State cuts trouble Sarvis


Just as Santa Barbara School District officials were getting a firm handle on what its pocket book looked like earlier this year, the State of California announced it would make about $4 billion in cuts to education.
With declining enrollment continuing to plague the district, the forecast for the future looked rocky as it was, with a projected $4.5 million deficit by 2010.

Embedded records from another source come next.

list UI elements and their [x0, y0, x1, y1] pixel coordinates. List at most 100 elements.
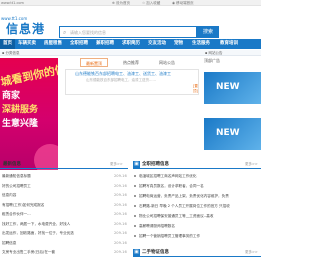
- notice-top-tag: [置顶]: [193, 84, 198, 93]
- bullet-icon: [134, 195, 136, 197]
- top-domain: www.tt1.com: [1, 1, 24, 5]
- job-row-title[interactable]: 物业公司招聘保安普通员工等__工资面议--高收: [139, 213, 261, 219]
- cart-icon: ▣: [133, 249, 140, 256]
- ad-image[interactable]: NEW: [204, 118, 261, 150]
- latest-row-date: 209-16: [114, 193, 127, 197]
- nav-services[interactable]: 生活服务: [192, 39, 210, 49]
- bullet-icon: [134, 205, 136, 207]
- job-row-title[interactable]: 高薪聘请厨师招聘数名: [139, 223, 261, 229]
- banner-line: 商家: [2, 91, 21, 101]
- sub-bar-announcement[interactable]: ▪ 网站公告: [205, 50, 223, 56]
- banner-line: 生意兴隆: [2, 119, 39, 129]
- jobs-section-title: 全职招聘信息: [142, 162, 169, 167]
- site-logo[interactable]: 信息港: [6, 20, 45, 37]
- job-row[interactable]: 高薪聘请厨师招聘数名: [134, 223, 261, 229]
- latest-row-title[interactable]: 有招聘(工作)如何完成报名: [2, 202, 110, 208]
- search-placeholder: 请输入您要找的信息: [70, 30, 106, 35]
- latest-row[interactable]: 租赁合作伙伴一… 209-16: [2, 211, 128, 217]
- featured-notice[interactable]: 山东德能铁百东部招聘电工、油漆工、送货工、油漆工 山东德能铁百东部招聘电工，油漆…: [65, 69, 199, 95]
- main-nav: 首页 车辆买卖 房屋租售 全职招聘 兼职招聘 求职简历 交友活动 宠物 生活服务…: [0, 39, 261, 49]
- search-icon: ⌕: [63, 29, 67, 36]
- nav-pets[interactable]: 宠物: [174, 39, 183, 49]
- promo-banner[interactable]: 城看到你的信息 商家 深耕服务 生意兴隆: [0, 58, 58, 170]
- jobs-more-link[interactable]: 更多>>: [245, 160, 258, 169]
- used-more-link[interactable]: 更多>>: [245, 248, 258, 257]
- latest-row-date: 209-16: [114, 250, 127, 254]
- latest-row-title[interactable]: 招聘信息: [2, 240, 110, 246]
- latest-row-date: 209-16: [114, 212, 127, 216]
- job-row[interactable]: 临淄城区招聘工商名声网站工作优化: [134, 173, 261, 179]
- latest-more-link[interactable]: 更多>>: [110, 160, 123, 169]
- nav-vehicles[interactable]: 车辆买卖: [18, 39, 36, 49]
- latest-row-date: 209-16: [114, 183, 127, 188]
- tab-notice[interactable]: 网站公告: [153, 58, 181, 67]
- tab-hot[interactable]: 热点推荐: [117, 58, 145, 67]
- job-row[interactable]: 招聘电商运营，负责产品上架，负责优化内容维护，负责: [134, 193, 261, 199]
- latest-row-title[interactable]: 好的公司招聘员工: [2, 183, 110, 189]
- latest-row-date: 209-16: [114, 202, 127, 207]
- bullet-icon: [134, 185, 136, 187]
- job-row[interactable]: 招聘写真员数名，设计求职者，合同一名: [134, 183, 261, 189]
- latest-row-title[interactable]: 找好工作，两居一下，水电费齐全，好找人: [2, 221, 110, 227]
- job-row-title[interactable]: 招聘电商运营，负责产品上架，负责优化内容维护，负责: [139, 193, 261, 199]
- ad-text: NEW: [216, 82, 240, 92]
- header: www.tt1.com 信息港 ⌕ 请输入您要找的信息 搜索 热门搜索：招聘 求…: [0, 7, 261, 43]
- job-row[interactable]: 招聘一个营销招聘员工管理事务的工作: [134, 233, 261, 239]
- latest-row[interactable]: 文房专业出售二手房(日后)在一套 209-16: [2, 249, 128, 255]
- latest-row-title[interactable]: 最新通知信息标题: [2, 173, 110, 179]
- latest-section-header: 最新信息 更多>>: [0, 160, 128, 169]
- latest-row-date: 209-16: [114, 174, 127, 178]
- latest-row[interactable]: 招聘信息 209-16: [2, 240, 128, 246]
- search-button[interactable]: 搜索: [197, 26, 219, 38]
- latest-row-title[interactable]: 租赁合作伙伴一…: [2, 211, 110, 217]
- used-section-header: ▣ 二手物证信息 更多>>: [133, 248, 261, 257]
- tab-latest-top[interactable]: 最新置顶: [80, 58, 108, 67]
- top-bar: www.tt1.com ⊕ 设为首页 ☆ 加入收藏 ◉ 移动端首页: [0, 0, 261, 6]
- job-row-title[interactable]: 石聘路-新日 早晚 2 个人员工开展岗位工作的官方 只招收: [139, 203, 261, 209]
- latest-row[interactable]: 出发运作，回收路面，好找一位于，专业优选 209-16: [2, 230, 128, 236]
- nav-dating[interactable]: 交友活动: [148, 39, 166, 49]
- latest-row-date: 209-16: [114, 221, 127, 226]
- job-row[interactable]: 物业公司招聘保安普通员工等__工资面议--高收: [134, 213, 261, 219]
- bullet-icon: [134, 225, 136, 227]
- job-row-title[interactable]: 招聘写真员数名，设计求职者，合同一名: [139, 183, 261, 189]
- page: www.tt1.com ⊕ 设为首页 ☆ 加入收藏 ◉ 移动端首页 www.tt…: [0, 0, 261, 261]
- ad-image[interactable]: NEW: [204, 72, 261, 104]
- search-input[interactable]: ⌕ 请输入您要找的信息: [59, 26, 197, 38]
- nav-resumes[interactable]: 求职简历: [122, 39, 140, 49]
- latest-row[interactable]: 找好工作，两居一下，水电费齐全，好找人 209-16: [2, 221, 128, 227]
- info-tabs: 最新置顶 热点推荐 网站公告: [65, 58, 190, 68]
- ads-header: 顶部广告: [204, 58, 220, 63]
- set-homepage-link[interactable]: ⊕ 设为首页: [112, 0, 130, 6]
- latest-row[interactable]: 好的公司招聘员工 209-16: [2, 183, 128, 189]
- latest-row[interactable]: 有招聘(工作)如何完成报名 209-16: [2, 202, 128, 208]
- latest-section-title: 最新信息: [3, 162, 21, 167]
- latest-row-date: 209-16: [114, 240, 127, 245]
- job-row-title[interactable]: 临淄城区招聘工商名声网站工作优化: [139, 173, 261, 179]
- notice-title[interactable]: 山东德能铁百东部招聘电工、油漆工、送货工、油漆工: [75, 71, 171, 77]
- jobs-section-header: ▣ 全职招聘信息 更多>>: [133, 160, 261, 169]
- bullet-icon: [134, 175, 136, 177]
- latest-row-title[interactable]: 文房专业出售二手房(日后)在一套: [2, 249, 110, 255]
- latest-row-title[interactable]: 信息内容: [2, 192, 110, 198]
- nav-fulltime-jobs[interactable]: 全职招聘: [70, 39, 88, 49]
- add-favorite-link[interactable]: ☆ 加入收藏: [142, 0, 160, 6]
- nav-parttime-jobs[interactable]: 兼职招聘: [96, 39, 114, 49]
- latest-row[interactable]: 信息内容 209-16: [2, 192, 128, 198]
- latest-row-date: 209-16: [114, 231, 127, 235]
- used-section-title: 二手物证信息: [142, 250, 169, 255]
- banner-line: 深耕服务: [2, 105, 39, 115]
- sub-bar-category[interactable]: ▪ 分类信息: [2, 50, 20, 56]
- mobile-home-link[interactable]: ◉ 移动端首页: [172, 0, 194, 6]
- banner-line: 城看到你的信息: [0, 60, 58, 89]
- right-ads: 顶部广告 NEW NEW: [204, 58, 261, 170]
- job-row[interactable]: 石聘路-新日 早晚 2 个人员工开展岗位工作的官方 只招收: [134, 203, 261, 209]
- ad-text: NEW: [216, 128, 240, 138]
- bullet-icon: [134, 215, 136, 217]
- nav-housing[interactable]: 房屋租售: [44, 39, 62, 49]
- nav-education[interactable]: 教育培训: [220, 39, 238, 49]
- nav-home[interactable]: 首页: [0, 39, 15, 49]
- job-row-title[interactable]: 招聘一个营销招聘员工管理事务的工作: [139, 233, 261, 239]
- latest-row[interactable]: 最新通知信息标题 209-16: [2, 173, 128, 179]
- latest-row-title[interactable]: 出发运作，回收路面，好找一位于，专业优选: [2, 230, 110, 236]
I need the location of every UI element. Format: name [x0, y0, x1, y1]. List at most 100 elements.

But now the numbers look far worse, so bad that District Superintendent Dr. Brian Sarvis met with members of the media yesterday to discuss the wide-reaching cuts – about $4 million worth -- that the district will likely have to make this year.
“It’s pretty gloomy,” said Eric D. Smith, the district’s interim assistant superintendent for business. “We’ve got to plan for the worst and hope for the best.”
Smith said it’s possible that the projected $4 million in cuts could increase or decrease as the year drags on. But for now, that’s the number the Board of Education will work with while discussing potential cuts.
He said the $4 million number was settled on after extrapolating what the $4 billion in cuts statewide translated to at the local level.
Smith said $2 million will be cut from the district’s general purpose revenue stream, which can be used for anything, while $900,000 in cuts are expected in “categorical income,” which includes such things as home to school transportation and instructional materials. He said more than $500,000 is expected to be cut from special education, while the remainder will be cut from a number of programs throughout the district that rely on state funding.
While these are the areas that will initially be impacted by what happens at the state level, it will be up to district officials to make cuts wherever they deem appropriate.
By next month, Sarvis said the district will send lay-off notices to teachers as it does each year, but the number of pink slips issued will likely be higher this year.
Sarvis said he did not yet know how many positions could be cut, but noted that in a district with 2,700 employees, which accounts for 85 percent of the total $129 million operating budget, human cuts might be the most logical place to start.
“If we’re looking at cuts we’re looking at cuts to programs and people,” Sarvis said.
He said the school board will begin the task of deciding what and where to cut at their next board meeting on Tuesday Feb. 26.
Last year the district made $2.5 million in cuts to school programs, but ended up re-implimenting about $500,000 worth of these programs after a $2 million budget surplus was unearthed during a spring budget discussion.
Since the budget discrepancy was realized, two top budget officials have resigned from their posts and the district has just recently managed to understand exactly where it stood fiscally.
But if there ever was a feeling of relief on behalf of district officials, it was short lived.
“To be hit with a projection like this throws us back in the need of planning cuts,” Sarvis said.
Smith said the Santa Barbara School Districts won’t be alone in having to make cuts. He said about 50 percent of school districts in California are suffering from declining enrollment and will be faced with making similar cuts.
Sarvis said districts experiencing growth and those that are funded heavily through property taxes will not be hit as hard by the state’s cuts.

1 comment:

Anonymous said...

If enrollment is declining, shouldn't they naturally be paring back?